The revenue estimates laid out Friday were relatively flat and holding steady.
“It’s a very detailed and refined process to make sure that we create a balanced budget,” Hill said.
The estimates peg the general fund revenues around $1.39 billion for the 2015 fiscal year, up slightly from the $1.35 billion laid out in former Emergency Manager Kevyn Orr’s two-year budget plan.
The 2016 fiscal budget estimate is $1.08 billion, lower than Orr’s $1.16 billion projection. The 2017 fiscal budget is projected to be $1.039 billion.
The revenue discussion, which included Jay Wortley from the state Treasury Department and University of Michigan economist George Fulton, is the first of two required annually under state legislation passed last year. Wortley and Fulton accepted the projections as “conservative” and “reasonable,” but they, along with Detroit officials, noted revenue projections aren’t without challenges.

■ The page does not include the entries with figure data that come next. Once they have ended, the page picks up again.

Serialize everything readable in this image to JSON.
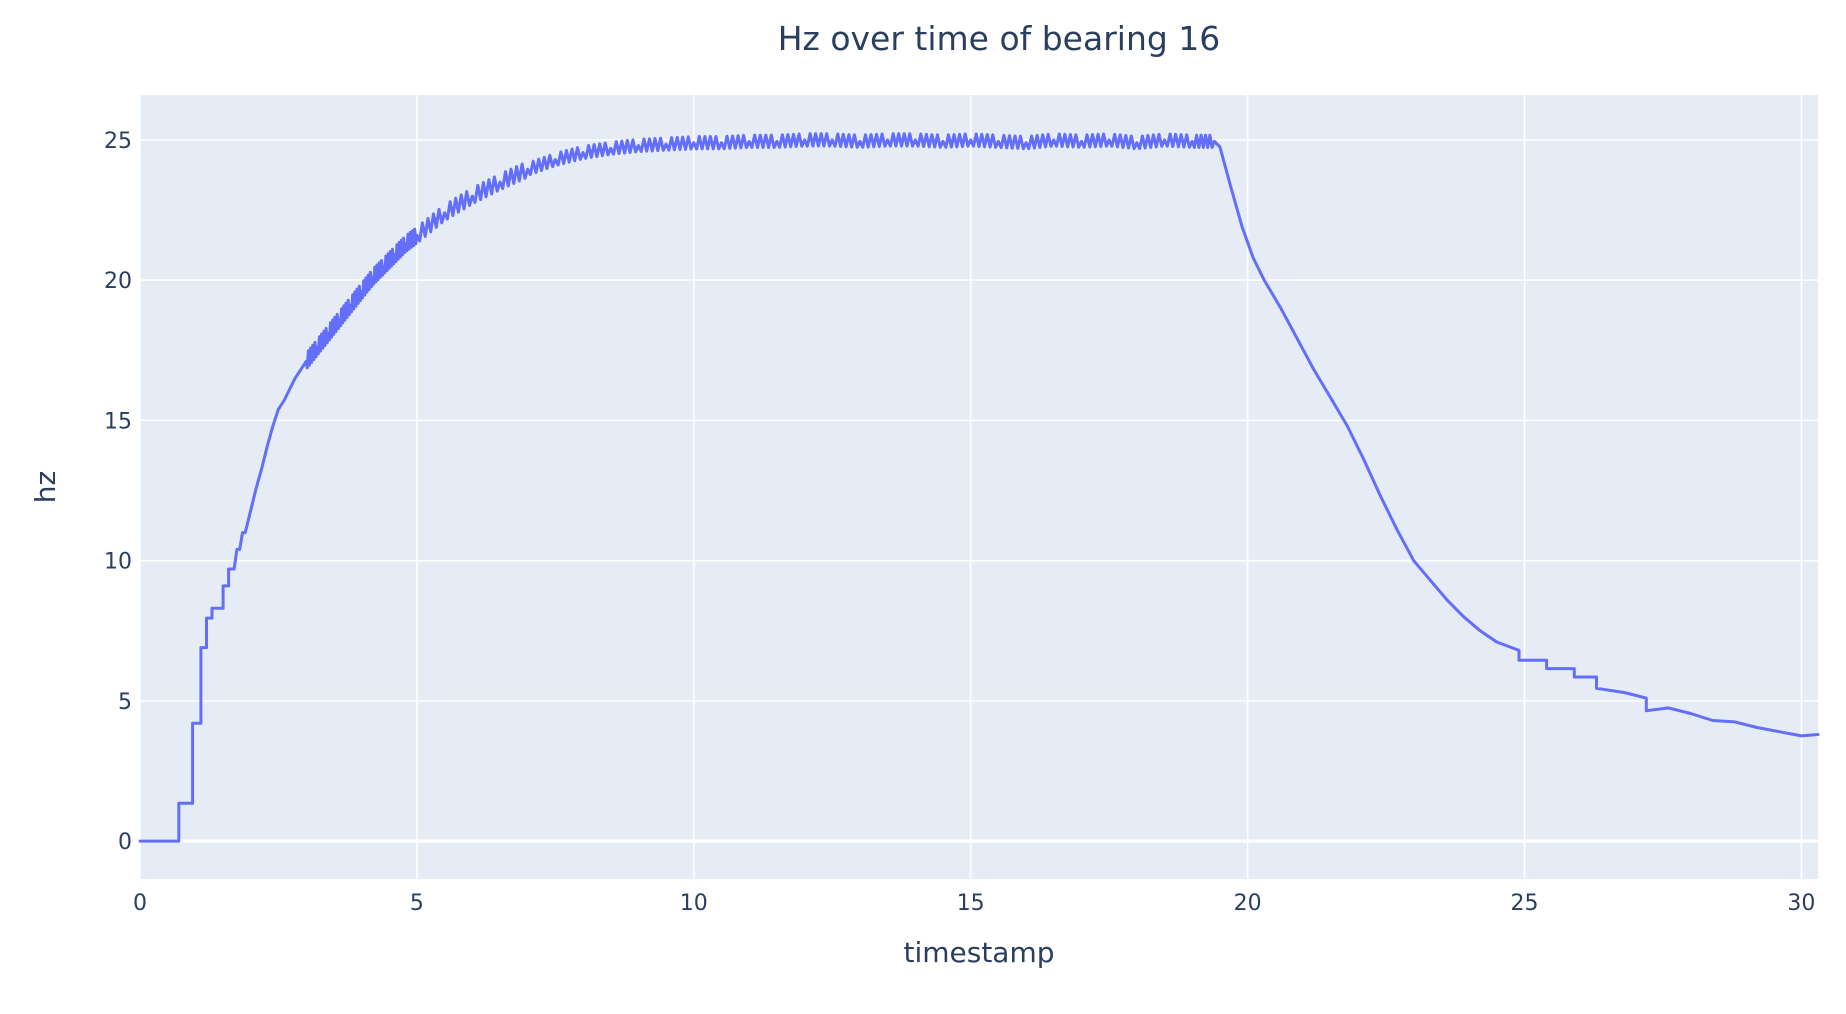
{
  "chart_data": {
    "type": "line",
    "title": "Hz over time of bearing 16",
    "xlabel": "timestamp",
    "ylabel": "hz",
    "xlim": [
      0,
      30.3
    ],
    "ylim": [
      -1.35,
      26.6
    ],
    "xticks": [
      0,
      5,
      10,
      15,
      20,
      25,
      30
    ],
    "xtick_labels": [
      "0",
      "5",
      "10",
      "15",
      "20",
      "25",
      "30"
    ],
    "yticks": [
      0,
      5,
      10,
      15,
      20,
      25
    ],
    "ytick_labels": [
      "0",
      "5",
      "10",
      "15",
      "20",
      "25"
    ],
    "grid": true,
    "legend": "none",
    "plot_background": "#e5ecf6",
    "series": [
      {
        "color": "#636efa",
        "x": [
          0,
          0.7,
          0.7,
          0.95,
          0.95,
          1.1,
          1.1,
          1.2,
          1.2,
          1.3,
          1.3,
          1.5,
          1.5,
          1.6,
          1.6,
          1.7,
          1.75,
          1.8,
          1.85,
          1.9,
          2.0,
          2.1,
          2.2,
          2.3,
          2.4,
          2.5,
          2.6,
          2.7,
          2.8,
          2.9,
          3.0,
          3.2,
          3.4,
          3.6,
          3.8,
          4.0,
          4.2,
          4.4,
          4.6,
          4.8,
          5.0,
          5.5,
          6.0,
          6.5,
          7.0,
          7.5,
          8.0,
          8.5,
          9.0,
          9.5,
          10.0,
          10.5,
          11.0,
          11.5,
          12.0,
          12.5,
          13.0,
          13.5,
          14.0,
          14.5,
          15.0,
          15.5,
          16.0,
          16.5,
          17.0,
          17.5,
          18.0,
          18.5,
          19.0,
          19.4,
          19.5,
          19.7,
          19.9,
          20.1,
          20.3,
          20.6,
          20.9,
          21.2,
          21.5,
          21.8,
          22.1,
          22.4,
          22.7,
          23.0,
          23.3,
          23.6,
          23.9,
          24.2,
          24.5,
          24.9,
          24.9,
          25.4,
          25.4,
          25.9,
          25.9,
          26.3,
          26.3,
          26.8,
          27.2,
          27.2,
          27.6,
          28.0,
          28.4,
          28.8,
          29.2,
          29.6,
          30.0,
          30.3
        ],
        "y": [
          0,
          0,
          1.35,
          1.35,
          4.2,
          4.2,
          6.9,
          6.9,
          7.95,
          7.95,
          8.3,
          8.3,
          9.1,
          9.1,
          9.7,
          9.7,
          10.4,
          10.4,
          11.0,
          11.0,
          11.8,
          12.6,
          13.3,
          14.1,
          14.8,
          15.4,
          15.7,
          16.1,
          16.5,
          16.8,
          17.1,
          17.6,
          18.1,
          18.6,
          19.1,
          19.6,
          20.1,
          20.5,
          20.9,
          21.3,
          21.6,
          22.4,
          23.0,
          23.5,
          23.95,
          24.3,
          24.55,
          24.7,
          24.8,
          24.85,
          24.9,
          24.9,
          24.95,
          24.95,
          25.0,
          25.0,
          24.95,
          25.0,
          25.0,
          24.95,
          25.0,
          24.95,
          24.9,
          25.0,
          24.95,
          25.0,
          24.9,
          25.0,
          24.95,
          24.95,
          24.75,
          23.3,
          21.9,
          20.8,
          20.0,
          19.0,
          17.9,
          16.8,
          15.8,
          14.8,
          13.6,
          12.3,
          11.1,
          10.0,
          9.3,
          8.6,
          8.0,
          7.5,
          7.1,
          6.8,
          6.45,
          6.45,
          6.15,
          6.15,
          5.85,
          5.85,
          5.45,
          5.3,
          5.1,
          4.65,
          4.75,
          4.55,
          4.3,
          4.25,
          4.05,
          3.9,
          3.75,
          3.8
        ]
      }
    ]
  }
}
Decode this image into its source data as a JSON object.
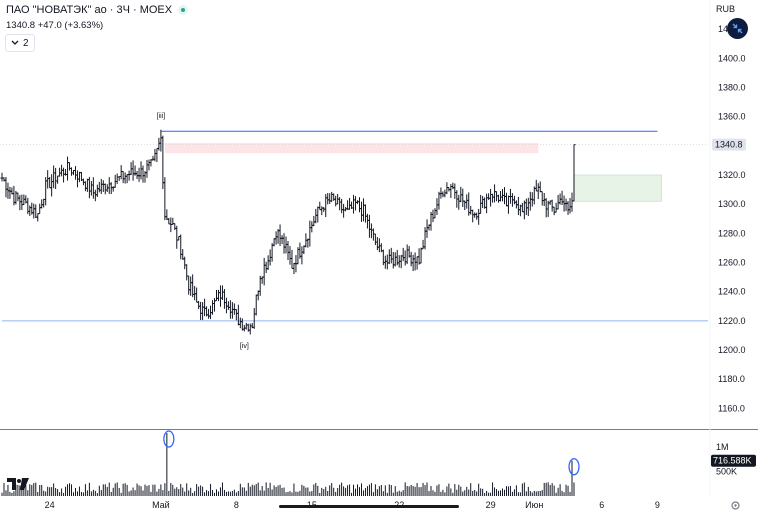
{
  "header": {
    "title": "ПАО \"НОВАТЭК\" ао · 3Ч · MOEX",
    "price": "1340.8",
    "change": "+47.0 (+3.63%)",
    "indicator_count": "2",
    "currency": "RUB"
  },
  "icons": {
    "status": "status-dot-icon",
    "collapse": "chevron-down-icon",
    "fab": "arrows-collapse-icon",
    "logo": "tradingview-logo-icon",
    "settings": "gear-icon"
  },
  "colors": {
    "up": "#131722",
    "resistance_line": "#2962ff",
    "support_line": "#90b4f5",
    "pink_zone": "#fce4e7",
    "green_zone": "#e8f3e8",
    "price_badge_bg": "#e0e3eb",
    "volume_badge_bg": "#131722"
  },
  "chart_data": {
    "type": "ohlc",
    "y_ticks": [
      "1420.0",
      "1400.0",
      "1380.0",
      "1360.0",
      "1340.0",
      "1320.0",
      "1300.0",
      "1280.0",
      "1260.0",
      "1240.0",
      "1220.0",
      "1200.0",
      "1180.0",
      "1160.0"
    ],
    "x_ticks": [
      "24",
      "Май",
      "8",
      "15",
      "22",
      "29",
      "Июн",
      "6",
      "9"
    ],
    "ylim": [
      1152,
      1440
    ],
    "x_bar_range": [
      0,
      290
    ],
    "annotations": [
      {
        "text": "[iii]",
        "bar": 80,
        "price": 1362
      },
      {
        "text": "[iv]",
        "bar": 122,
        "price": 1204
      }
    ],
    "horizontal_lines": [
      {
        "price": 1350,
        "from_bar": 80,
        "to_bar": 330,
        "style": "resistance"
      },
      {
        "price": 1220,
        "from_bar": 0,
        "to_bar": 356,
        "style": "support"
      }
    ],
    "zones": [
      {
        "from_bar": 82,
        "to_bar": 270,
        "low": 1335,
        "high": 1342,
        "style": "pink"
      },
      {
        "from_bar": 288,
        "to_bar": 332,
        "low": 1302,
        "high": 1320,
        "style": "green"
      }
    ],
    "last_price_label": "1340.8",
    "volume": {
      "ticks": [
        "1M",
        "500K"
      ],
      "last_label": "716.588K",
      "max": 1300000,
      "spikes": [
        {
          "bar": 83,
          "value": 1280000
        },
        {
          "bar": 287,
          "value": 716588
        }
      ]
    },
    "price_anchors": [
      [
        0,
        1318
      ],
      [
        6,
        1305
      ],
      [
        12,
        1300
      ],
      [
        18,
        1293
      ],
      [
        22,
        1312
      ],
      [
        28,
        1320
      ],
      [
        34,
        1325
      ],
      [
        40,
        1318
      ],
      [
        46,
        1308
      ],
      [
        52,
        1313
      ],
      [
        58,
        1317
      ],
      [
        64,
        1321
      ],
      [
        70,
        1322
      ],
      [
        76,
        1327
      ],
      [
        80,
        1345
      ],
      [
        82,
        1293
      ],
      [
        86,
        1285
      ],
      [
        90,
        1270
      ],
      [
        94,
        1245
      ],
      [
        98,
        1232
      ],
      [
        102,
        1225
      ],
      [
        106,
        1230
      ],
      [
        110,
        1238
      ],
      [
        114,
        1233
      ],
      [
        118,
        1222
      ],
      [
        122,
        1217
      ],
      [
        126,
        1218
      ],
      [
        130,
        1252
      ],
      [
        134,
        1262
      ],
      [
        138,
        1282
      ],
      [
        142,
        1272
      ],
      [
        146,
        1258
      ],
      [
        150,
        1268
      ],
      [
        154,
        1280
      ],
      [
        158,
        1292
      ],
      [
        162,
        1300
      ],
      [
        166,
        1303
      ],
      [
        170,
        1298
      ],
      [
        174,
        1294
      ],
      [
        178,
        1300
      ],
      [
        182,
        1295
      ],
      [
        186,
        1280
      ],
      [
        190,
        1268
      ],
      [
        194,
        1260
      ],
      [
        198,
        1262
      ],
      [
        202,
        1265
      ],
      [
        206,
        1264
      ],
      [
        210,
        1262
      ],
      [
        214,
        1283
      ],
      [
        218,
        1297
      ],
      [
        222,
        1310
      ],
      [
        226,
        1313
      ],
      [
        230,
        1306
      ],
      [
        234,
        1299
      ],
      [
        238,
        1294
      ],
      [
        242,
        1300
      ],
      [
        246,
        1308
      ],
      [
        250,
        1305
      ],
      [
        254,
        1300
      ],
      [
        258,
        1305
      ],
      [
        262,
        1294
      ],
      [
        266,
        1305
      ],
      [
        270,
        1309
      ],
      [
        274,
        1300
      ],
      [
        278,
        1296
      ],
      [
        282,
        1305
      ],
      [
        285,
        1294
      ],
      [
        287,
        1302
      ],
      [
        288,
        1340.8
      ]
    ]
  }
}
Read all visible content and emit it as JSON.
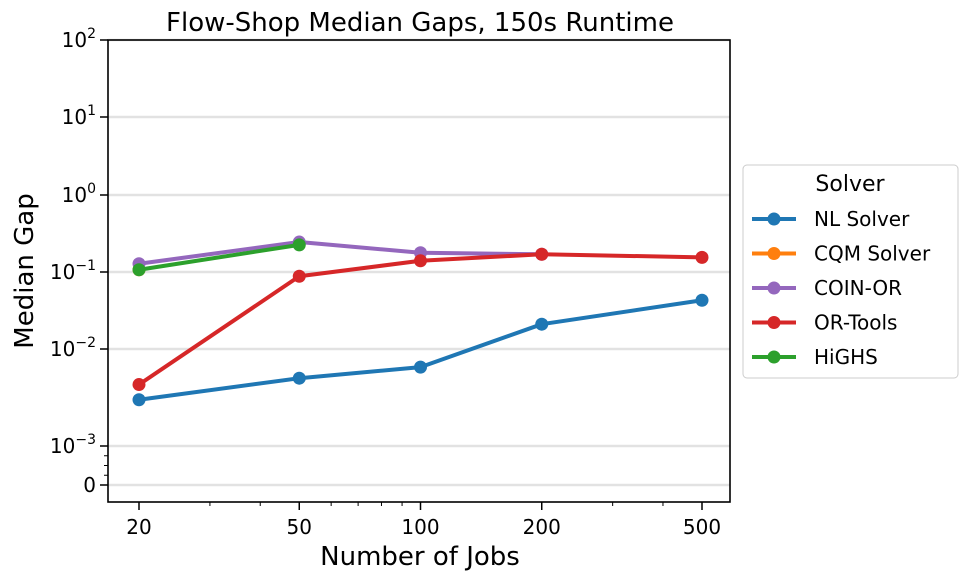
{
  "chart_data": {
    "type": "line",
    "title": "Flow-Shop Median Gaps, 150s Runtime",
    "xlabel": "Number of Jobs",
    "ylabel": "Median Gap",
    "x_scale": "log",
    "y_scale": "symlog",
    "x_ticks": [
      20,
      50,
      100,
      200,
      500
    ],
    "x_tick_labels": [
      "20",
      "50",
      "100",
      "200",
      "500"
    ],
    "y_ticks": [
      0,
      0.001,
      0.01,
      0.1,
      1,
      10,
      100
    ],
    "y_tick_labels": [
      {
        "base": "0",
        "exp": ""
      },
      {
        "base": "10",
        "exp": "−3"
      },
      {
        "base": "10",
        "exp": "−2"
      },
      {
        "base": "10",
        "exp": "−1"
      },
      {
        "base": "10",
        "exp": "0"
      },
      {
        "base": "10",
        "exp": "1"
      },
      {
        "base": "10",
        "exp": "2"
      }
    ],
    "ylim": [
      0,
      100
    ],
    "grid": "horizontal",
    "legend": {
      "title": "Solver",
      "placement": "outside-right"
    },
    "series": [
      {
        "name": "NL Solver",
        "color": "#1f77b4",
        "x": [
          20,
          50,
          100,
          200,
          500
        ],
        "y": [
          0.003,
          0.005,
          0.0065,
          0.021,
          0.043
        ]
      },
      {
        "name": "CQM Solver",
        "color": "#ff7f0e",
        "x": [
          20
        ],
        "y": [
          0.107
        ]
      },
      {
        "name": "COIN-OR",
        "color": "#9467bd",
        "x": [
          20,
          50,
          100,
          200
        ],
        "y": [
          0.128,
          0.245,
          0.178,
          0.17
        ]
      },
      {
        "name": "OR-Tools",
        "color": "#d62728",
        "x": [
          20,
          50,
          100,
          200,
          500
        ],
        "y": [
          0.0043,
          0.088,
          0.14,
          0.17,
          0.155
        ]
      },
      {
        "name": "HiGHS",
        "color": "#2ca02c",
        "x": [
          20,
          50
        ],
        "y": [
          0.107,
          0.225
        ]
      }
    ]
  }
}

The estimations will go before the Financial Review Commission and are adopted in advance of Mayor Mike Duggan’s annual budget presentation to the City Council on Tuesday.
More than 60 percent of general fund revenues are f income, property, wagering and utility taxes, plus state revenue sharing dollars. The remaining 40 percent comes from sales and service fees.
Carol O’Cleireacain, Detroit’s deputy mayor for economic policy planning and strategy, stressed Detroit’s income tax, the city’s largest general fund revenue source, depends heavily on the degree of compliance with the rules.
The city collected more in income taxes in the 2014 fiscal year than it had estimated. The consensus for 2015 assumes no growth over the prior fiscal year, and factors in 1 percent growth for the 2016 and 2017 fiscal years.
Beginning in tax year 2015, the state will collect Detroit’s income tax.